Traditionally, synthesis relied on slow, diffuse thermal energy, essentially “cooking” precursors and waiting for structures to emerge through random molecular collisions. In this study, we utilised the laser beam as a “tiny ultrafast reactor” to replace this passive heating with high-precision, time-resolved energy delivery.
This approach provides critical advantages. Unlike other methods, the synthesis is an actively controlled, non-equilibrium process. The temporal characteristics of the laser pulses match the natural timescales of molecular vibrations and bond formation, potentially enabling the activation of non-equilibrium chemical pathways. By adjusting laser parameters, nucleation and growth can be triggered or paused in real time, effectively “programming” the self-assembly of the framework rather than just setting the initial conditions. This high-precision spatiotemporal control leads to ultrafast crystallisation rates, higher phase purity, and nearly monodispersed crystallinity.
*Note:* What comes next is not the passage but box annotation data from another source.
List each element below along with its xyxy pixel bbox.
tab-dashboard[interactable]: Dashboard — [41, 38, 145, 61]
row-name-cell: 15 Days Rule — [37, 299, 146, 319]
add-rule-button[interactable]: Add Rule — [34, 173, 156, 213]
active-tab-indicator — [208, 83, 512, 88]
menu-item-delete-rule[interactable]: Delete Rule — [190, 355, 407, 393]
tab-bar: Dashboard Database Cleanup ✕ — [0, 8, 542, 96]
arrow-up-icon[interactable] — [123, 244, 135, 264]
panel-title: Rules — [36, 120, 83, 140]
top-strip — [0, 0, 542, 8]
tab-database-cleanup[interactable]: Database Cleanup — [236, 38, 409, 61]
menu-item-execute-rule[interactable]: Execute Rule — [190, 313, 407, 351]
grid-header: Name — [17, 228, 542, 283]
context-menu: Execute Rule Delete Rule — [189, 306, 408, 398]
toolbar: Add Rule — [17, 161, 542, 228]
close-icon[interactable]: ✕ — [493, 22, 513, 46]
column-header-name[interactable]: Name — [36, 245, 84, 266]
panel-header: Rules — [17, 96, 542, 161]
System I: Physical vapour deposition in vacuum
In collaboration with the Chair of Physical Chemistry I, we are investigating complex pattern formation in atomic monolayers. Our collaborators have observed that Xe atoms self-assemble into “zebra-like” patterns on Ag(110) surfaces, driven by Moiré modulations. To explore the dynamics underlying these modulations, we developed a coarse-grained molecular dynamics simulator and uncovered coalescence and competitive dynamics of Xe islands leading to this structure formation during the growth. This research, led by Abdullah Bin Aamir, is currently being prepared for publication.
System II: Ultrafast laser-driven self-assembly in liquid
We are also taking DDC to the next level by utilising gold nanoparticles with photopolymerisable ligands (provided by Prof. Dr. Matthias Karg) to shift from simply observing dynamic adaptive patterns to actively programming and fixing them. If successful, this will allow us to couple high spatiotemporal precision in energy delivery with immediate chemical fixation. This way, we hope to program and preserve complex structures in real time. Haniyeh Ataei and Dr. Simon Spelthann are leading these efforts.